Только перед самым рассветом заснула в эту ночь Мирослава. Но спала недолго, не больше часа. Когда раскрыла глаза, в комнате только начинало сереть. И так же серо было у нее на душе. И тревожно. Не только потому, что должна была сегодня оставить дом, и родных своих, и родной город, где родилась и где прошло детство ее и юность… И не только оставлять, но и отдавать на разгром врагу!.. Тревожно было еще и за то свое химерное сооружение, с таким вдохновением и радостью возведенное ночью, но не на песке ли? То, что ночью казалось ей неоспоримым, сейчас уже вызывало сомнение. И прежде всего ее совершенно произвольное толкование слова «сошлись» — в смысле «пришли к соглашению». Да и правда ли, что наиболее часто оно употребляется именно в этом значении, а в данном случае и наиболее вероятно? Единственный, кто мог еще помочь ей, спасти, это Бондаренко тетя Маруся. Девушка вскочила с кровати и подбежала к окну, глянула на их окна — светились уже. Тогда торопливо стала одеваться. На вопрос матери ответила, что к Бондаренкам попрощаться: когда заедут за ней, чтобы уж не задерживаться.
Тетя Маруся хозяйничала, и никого из взрослых больше дома не было: Таня пошла на работу, а Федор Иванович и не приходил ночевать домой; в открытые двери за перегородкой видно было — на одной кровати спали Петрик и Василько, — наверно, вот так, сонного, и принесла его Христя, идя на работу. «Чего это ты так рано?» — приветливо, но с удивлением встретила ее хозяйка. Мирослава сказала, что уезжает сегодня с эшелоном, пришла попрощаться. И загрустили обе, посидели — поговорили несколько минут, наконец Мирослава поднялась с места. «Да, хотела об одном спросить вас, тетя Маруся…» Та терпеливо выслушала ее и еще больше опечалилась. Конечно, одно это уже было красноречивым ответом.
Тетя Маруся сказала прямо: «Славонька, ты же умная дивчина и волевая, выбрось его из головы! — И, чтобы не было уже у нее никаких сомнений и никаких надежд, добавила скрепя сердце: — Ты спрашиваешь… Да она уж третий месяц беременна от него…» Сама Мирослава потом удивлялась, как у нее тогда не разорвалось сердце! И где силы она взяла, чтобы одолеть те пять или шесть ступенек из подвала. Но ступени своего крыльца осилить уже не могла, опустилась в изнеможении на скамейку возле столика под акациями. Неизвестно сколько бы просидела так, если бы не спохватилась мать — выглянула из дверей.

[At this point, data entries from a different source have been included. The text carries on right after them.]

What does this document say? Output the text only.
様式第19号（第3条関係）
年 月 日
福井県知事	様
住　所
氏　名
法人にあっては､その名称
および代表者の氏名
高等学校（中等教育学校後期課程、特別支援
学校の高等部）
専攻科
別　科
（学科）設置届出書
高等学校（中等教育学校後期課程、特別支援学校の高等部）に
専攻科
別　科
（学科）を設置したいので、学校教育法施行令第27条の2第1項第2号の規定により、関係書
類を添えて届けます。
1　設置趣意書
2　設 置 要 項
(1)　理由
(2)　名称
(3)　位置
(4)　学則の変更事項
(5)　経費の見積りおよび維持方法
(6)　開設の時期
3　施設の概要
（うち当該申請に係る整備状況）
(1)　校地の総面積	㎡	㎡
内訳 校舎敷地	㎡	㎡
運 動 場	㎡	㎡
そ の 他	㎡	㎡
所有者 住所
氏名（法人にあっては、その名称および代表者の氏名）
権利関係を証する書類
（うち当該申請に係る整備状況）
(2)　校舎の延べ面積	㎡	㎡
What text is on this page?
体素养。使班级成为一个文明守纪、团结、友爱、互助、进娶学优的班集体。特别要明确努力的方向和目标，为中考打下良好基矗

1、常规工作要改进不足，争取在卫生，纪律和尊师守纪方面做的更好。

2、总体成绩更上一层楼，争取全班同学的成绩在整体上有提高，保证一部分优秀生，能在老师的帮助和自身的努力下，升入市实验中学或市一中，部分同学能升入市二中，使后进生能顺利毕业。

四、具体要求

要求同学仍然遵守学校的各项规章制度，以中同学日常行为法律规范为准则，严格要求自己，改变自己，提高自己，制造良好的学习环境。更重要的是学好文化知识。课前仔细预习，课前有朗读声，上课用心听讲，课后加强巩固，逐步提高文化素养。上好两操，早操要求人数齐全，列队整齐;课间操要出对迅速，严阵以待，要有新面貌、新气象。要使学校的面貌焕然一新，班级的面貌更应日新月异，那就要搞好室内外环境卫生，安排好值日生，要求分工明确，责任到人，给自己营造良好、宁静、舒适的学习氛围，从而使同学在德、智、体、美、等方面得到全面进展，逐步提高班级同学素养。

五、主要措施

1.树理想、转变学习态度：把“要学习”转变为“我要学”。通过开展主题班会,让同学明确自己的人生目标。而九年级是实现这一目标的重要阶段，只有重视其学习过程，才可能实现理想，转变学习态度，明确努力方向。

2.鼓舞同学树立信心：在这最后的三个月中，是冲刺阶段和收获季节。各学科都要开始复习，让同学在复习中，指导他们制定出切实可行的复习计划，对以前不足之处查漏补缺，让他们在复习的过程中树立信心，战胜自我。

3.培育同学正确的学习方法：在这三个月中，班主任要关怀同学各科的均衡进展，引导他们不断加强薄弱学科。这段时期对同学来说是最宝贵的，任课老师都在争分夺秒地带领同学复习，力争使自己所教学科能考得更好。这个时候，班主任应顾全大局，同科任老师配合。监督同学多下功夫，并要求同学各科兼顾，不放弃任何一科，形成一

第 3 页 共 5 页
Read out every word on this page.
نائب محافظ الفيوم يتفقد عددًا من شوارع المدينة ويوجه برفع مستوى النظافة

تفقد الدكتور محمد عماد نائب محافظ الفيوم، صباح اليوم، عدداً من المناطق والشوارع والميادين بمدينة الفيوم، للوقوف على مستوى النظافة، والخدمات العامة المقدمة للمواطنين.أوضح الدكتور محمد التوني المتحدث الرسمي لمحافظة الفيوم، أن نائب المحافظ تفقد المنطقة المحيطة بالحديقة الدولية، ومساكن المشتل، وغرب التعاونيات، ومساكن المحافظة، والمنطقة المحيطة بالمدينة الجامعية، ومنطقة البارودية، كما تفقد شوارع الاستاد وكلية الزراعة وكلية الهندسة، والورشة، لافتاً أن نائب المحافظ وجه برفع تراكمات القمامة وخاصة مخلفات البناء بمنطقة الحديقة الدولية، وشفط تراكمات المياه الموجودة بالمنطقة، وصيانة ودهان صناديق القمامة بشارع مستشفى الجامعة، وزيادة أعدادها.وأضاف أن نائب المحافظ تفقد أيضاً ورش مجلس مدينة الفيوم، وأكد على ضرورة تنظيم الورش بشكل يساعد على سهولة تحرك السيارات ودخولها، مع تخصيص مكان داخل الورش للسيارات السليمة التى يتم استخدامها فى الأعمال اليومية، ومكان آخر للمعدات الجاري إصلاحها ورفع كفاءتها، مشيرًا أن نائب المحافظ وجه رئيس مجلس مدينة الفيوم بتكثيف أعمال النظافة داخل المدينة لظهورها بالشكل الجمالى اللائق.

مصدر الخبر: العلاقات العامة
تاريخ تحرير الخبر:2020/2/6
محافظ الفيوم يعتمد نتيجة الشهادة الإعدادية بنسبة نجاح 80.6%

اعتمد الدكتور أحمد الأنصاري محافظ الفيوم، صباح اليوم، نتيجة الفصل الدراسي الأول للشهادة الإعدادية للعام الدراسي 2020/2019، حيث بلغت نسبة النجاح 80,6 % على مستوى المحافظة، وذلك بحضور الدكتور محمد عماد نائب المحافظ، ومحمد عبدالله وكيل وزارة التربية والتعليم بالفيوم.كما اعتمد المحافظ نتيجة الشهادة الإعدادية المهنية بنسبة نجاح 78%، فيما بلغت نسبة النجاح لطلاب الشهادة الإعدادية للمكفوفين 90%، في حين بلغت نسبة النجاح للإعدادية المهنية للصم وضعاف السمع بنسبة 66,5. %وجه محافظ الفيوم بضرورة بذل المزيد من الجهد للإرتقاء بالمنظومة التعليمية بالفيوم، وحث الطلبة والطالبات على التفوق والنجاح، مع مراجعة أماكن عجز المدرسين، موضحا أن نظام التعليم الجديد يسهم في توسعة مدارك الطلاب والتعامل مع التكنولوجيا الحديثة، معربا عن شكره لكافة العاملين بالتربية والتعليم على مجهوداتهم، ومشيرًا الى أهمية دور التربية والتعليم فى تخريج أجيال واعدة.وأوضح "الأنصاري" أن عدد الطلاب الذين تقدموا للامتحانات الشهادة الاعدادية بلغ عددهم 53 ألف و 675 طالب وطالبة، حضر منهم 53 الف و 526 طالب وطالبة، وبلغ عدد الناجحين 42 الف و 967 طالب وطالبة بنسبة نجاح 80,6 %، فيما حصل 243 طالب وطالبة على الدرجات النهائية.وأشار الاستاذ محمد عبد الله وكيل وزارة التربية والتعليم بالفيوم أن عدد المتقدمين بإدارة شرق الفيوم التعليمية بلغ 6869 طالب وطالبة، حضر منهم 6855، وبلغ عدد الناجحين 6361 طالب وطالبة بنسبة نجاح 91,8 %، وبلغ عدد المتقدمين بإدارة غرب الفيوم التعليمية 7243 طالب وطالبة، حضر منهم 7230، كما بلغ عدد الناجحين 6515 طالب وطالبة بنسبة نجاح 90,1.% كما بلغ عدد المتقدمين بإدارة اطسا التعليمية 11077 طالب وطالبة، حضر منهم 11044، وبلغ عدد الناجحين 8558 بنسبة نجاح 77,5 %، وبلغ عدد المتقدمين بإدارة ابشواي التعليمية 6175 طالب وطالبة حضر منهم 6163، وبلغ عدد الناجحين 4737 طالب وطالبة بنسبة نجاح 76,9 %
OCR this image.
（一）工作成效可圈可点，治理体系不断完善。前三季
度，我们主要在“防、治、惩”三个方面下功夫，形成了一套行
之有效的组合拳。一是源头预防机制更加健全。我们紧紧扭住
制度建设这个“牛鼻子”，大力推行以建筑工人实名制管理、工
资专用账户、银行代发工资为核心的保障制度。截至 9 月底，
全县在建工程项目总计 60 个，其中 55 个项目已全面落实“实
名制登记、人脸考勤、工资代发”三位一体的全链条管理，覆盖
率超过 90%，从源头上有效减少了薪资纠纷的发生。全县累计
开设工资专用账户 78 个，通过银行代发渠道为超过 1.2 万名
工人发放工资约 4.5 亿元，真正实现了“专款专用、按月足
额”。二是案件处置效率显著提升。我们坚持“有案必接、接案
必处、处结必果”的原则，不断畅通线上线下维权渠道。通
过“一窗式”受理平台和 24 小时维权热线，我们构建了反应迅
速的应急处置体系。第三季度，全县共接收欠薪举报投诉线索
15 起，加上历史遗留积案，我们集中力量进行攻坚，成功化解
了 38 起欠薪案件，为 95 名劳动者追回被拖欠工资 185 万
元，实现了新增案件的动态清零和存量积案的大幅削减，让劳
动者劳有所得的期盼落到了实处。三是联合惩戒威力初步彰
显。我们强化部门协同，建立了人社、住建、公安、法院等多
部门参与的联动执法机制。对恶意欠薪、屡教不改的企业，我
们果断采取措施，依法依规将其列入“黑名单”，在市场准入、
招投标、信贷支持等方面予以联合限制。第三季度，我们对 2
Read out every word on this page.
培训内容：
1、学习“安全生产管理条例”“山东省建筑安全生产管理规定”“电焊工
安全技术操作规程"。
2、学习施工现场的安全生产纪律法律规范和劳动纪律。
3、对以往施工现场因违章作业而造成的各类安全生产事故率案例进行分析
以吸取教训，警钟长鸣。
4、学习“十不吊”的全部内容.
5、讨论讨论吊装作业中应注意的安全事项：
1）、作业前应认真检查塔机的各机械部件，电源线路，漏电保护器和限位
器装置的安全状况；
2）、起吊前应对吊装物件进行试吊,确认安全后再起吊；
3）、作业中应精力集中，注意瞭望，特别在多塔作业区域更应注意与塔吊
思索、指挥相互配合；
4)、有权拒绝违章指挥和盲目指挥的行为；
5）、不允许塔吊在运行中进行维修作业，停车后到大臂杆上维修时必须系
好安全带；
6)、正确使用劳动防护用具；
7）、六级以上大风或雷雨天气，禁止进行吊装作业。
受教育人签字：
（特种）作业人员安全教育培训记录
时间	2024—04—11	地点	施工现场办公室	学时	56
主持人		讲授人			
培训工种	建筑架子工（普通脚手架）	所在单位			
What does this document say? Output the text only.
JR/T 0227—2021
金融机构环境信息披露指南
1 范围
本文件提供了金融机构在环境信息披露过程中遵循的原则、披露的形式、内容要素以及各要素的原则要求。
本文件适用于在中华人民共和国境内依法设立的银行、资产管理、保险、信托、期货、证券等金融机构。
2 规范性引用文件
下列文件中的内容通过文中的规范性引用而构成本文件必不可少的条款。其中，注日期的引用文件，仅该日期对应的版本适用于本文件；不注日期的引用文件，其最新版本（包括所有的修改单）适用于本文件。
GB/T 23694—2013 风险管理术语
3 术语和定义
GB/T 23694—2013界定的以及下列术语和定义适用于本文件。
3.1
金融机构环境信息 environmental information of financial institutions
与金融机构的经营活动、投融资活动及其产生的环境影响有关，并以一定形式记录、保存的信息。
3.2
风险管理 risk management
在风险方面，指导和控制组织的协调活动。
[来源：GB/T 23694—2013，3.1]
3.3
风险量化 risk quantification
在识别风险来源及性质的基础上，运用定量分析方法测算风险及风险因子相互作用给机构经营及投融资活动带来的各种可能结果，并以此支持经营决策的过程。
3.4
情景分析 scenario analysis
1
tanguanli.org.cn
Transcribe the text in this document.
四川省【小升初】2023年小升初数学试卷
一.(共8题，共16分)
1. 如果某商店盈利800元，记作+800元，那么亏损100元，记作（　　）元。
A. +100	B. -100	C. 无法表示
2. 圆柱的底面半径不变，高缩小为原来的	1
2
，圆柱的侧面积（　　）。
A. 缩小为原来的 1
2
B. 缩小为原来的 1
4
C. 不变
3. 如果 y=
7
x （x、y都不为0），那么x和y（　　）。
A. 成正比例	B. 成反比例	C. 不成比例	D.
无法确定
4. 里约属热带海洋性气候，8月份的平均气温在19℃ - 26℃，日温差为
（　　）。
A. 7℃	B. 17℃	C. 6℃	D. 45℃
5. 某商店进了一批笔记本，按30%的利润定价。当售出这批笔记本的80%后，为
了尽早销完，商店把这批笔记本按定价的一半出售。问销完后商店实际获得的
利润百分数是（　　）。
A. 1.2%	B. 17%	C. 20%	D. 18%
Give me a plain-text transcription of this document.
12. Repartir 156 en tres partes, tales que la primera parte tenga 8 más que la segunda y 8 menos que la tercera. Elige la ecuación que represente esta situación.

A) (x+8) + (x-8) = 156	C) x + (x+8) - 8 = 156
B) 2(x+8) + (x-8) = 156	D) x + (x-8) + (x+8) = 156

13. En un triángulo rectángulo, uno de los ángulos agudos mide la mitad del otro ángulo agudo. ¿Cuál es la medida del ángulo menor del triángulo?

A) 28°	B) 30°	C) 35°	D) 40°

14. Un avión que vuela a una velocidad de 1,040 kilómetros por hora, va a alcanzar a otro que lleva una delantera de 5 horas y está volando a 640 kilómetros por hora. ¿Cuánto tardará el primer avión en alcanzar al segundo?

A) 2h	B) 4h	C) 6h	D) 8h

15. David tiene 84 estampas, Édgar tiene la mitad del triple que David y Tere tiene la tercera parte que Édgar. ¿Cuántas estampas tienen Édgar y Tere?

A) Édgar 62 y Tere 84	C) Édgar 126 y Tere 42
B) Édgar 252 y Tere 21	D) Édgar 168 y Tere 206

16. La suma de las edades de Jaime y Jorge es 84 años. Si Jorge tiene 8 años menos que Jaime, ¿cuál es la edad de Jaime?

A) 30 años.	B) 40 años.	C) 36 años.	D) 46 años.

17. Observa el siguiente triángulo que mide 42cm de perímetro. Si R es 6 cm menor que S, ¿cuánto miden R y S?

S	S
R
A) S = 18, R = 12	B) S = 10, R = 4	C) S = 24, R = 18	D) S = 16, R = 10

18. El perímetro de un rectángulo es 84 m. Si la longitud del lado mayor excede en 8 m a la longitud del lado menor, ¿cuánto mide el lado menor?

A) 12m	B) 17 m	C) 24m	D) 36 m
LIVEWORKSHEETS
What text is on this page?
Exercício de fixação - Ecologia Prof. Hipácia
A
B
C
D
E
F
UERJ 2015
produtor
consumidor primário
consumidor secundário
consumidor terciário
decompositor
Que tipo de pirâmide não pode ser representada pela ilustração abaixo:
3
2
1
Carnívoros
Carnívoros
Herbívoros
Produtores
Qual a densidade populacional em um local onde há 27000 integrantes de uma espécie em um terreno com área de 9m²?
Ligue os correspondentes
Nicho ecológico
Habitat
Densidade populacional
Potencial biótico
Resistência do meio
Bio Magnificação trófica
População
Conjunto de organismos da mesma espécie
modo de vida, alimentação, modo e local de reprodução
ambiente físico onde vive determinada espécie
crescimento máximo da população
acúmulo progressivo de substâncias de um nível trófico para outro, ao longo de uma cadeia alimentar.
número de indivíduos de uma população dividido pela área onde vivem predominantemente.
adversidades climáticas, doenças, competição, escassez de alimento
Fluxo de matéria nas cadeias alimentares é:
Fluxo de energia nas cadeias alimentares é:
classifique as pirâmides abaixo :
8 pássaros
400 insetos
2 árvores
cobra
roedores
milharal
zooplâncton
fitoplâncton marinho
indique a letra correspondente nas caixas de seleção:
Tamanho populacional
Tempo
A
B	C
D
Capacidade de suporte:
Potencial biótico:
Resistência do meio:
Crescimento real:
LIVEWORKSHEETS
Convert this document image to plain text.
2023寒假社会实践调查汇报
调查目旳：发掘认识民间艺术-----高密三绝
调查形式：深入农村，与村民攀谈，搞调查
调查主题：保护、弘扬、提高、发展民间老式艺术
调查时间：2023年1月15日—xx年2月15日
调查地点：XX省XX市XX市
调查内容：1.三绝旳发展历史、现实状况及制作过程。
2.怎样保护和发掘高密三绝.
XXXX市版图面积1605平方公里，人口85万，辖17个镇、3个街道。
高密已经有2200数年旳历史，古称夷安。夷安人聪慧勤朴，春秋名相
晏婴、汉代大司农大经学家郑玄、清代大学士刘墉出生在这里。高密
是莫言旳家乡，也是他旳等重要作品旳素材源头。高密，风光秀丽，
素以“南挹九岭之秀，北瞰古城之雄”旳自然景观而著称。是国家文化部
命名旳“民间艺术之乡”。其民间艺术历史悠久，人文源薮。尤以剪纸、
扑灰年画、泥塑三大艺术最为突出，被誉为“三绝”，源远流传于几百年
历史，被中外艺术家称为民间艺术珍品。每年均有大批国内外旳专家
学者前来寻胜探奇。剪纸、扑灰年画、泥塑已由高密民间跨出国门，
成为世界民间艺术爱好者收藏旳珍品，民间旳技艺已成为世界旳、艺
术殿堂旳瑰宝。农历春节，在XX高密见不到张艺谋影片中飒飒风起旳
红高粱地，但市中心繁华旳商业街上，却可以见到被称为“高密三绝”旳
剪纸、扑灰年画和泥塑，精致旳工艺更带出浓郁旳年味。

Тогда обошлось… А потом, уже в Князевке, собственно, не в самой Князевке, где мало и бывала, а по лесным дебрям да по глухим лесным селам — среди горя людского — и не заметила, как излечила свое сердце. Может, и не совсем еще, но уже почти спокойно и незлобиво могла думать об Артеме; и рассудительно, как тогда, в Славгороде, до «метаморфозы» с нею, — думала: «Нет, правда, не за что упрекать его. Сделал, как и должен был сделать: вовремя разрубил узел. И пусть они будут счастливы! Но я ведь тоже люблю его! — отзывалось сердце. — Ну и люби. Кто тебе не дает! Люби, мучайся, среди ночи в тревоге вздрагивай со сна…» А вчера, когда узнала от Кушнира, что живой и должен был еще несколько дней тому назад сюда прибыть, целую ночь не сомкнула глаз в тревоге. Где же он мог задержаться так, если ходу из города сюда всего несколько часов? Неужели по дороге попал в засаду?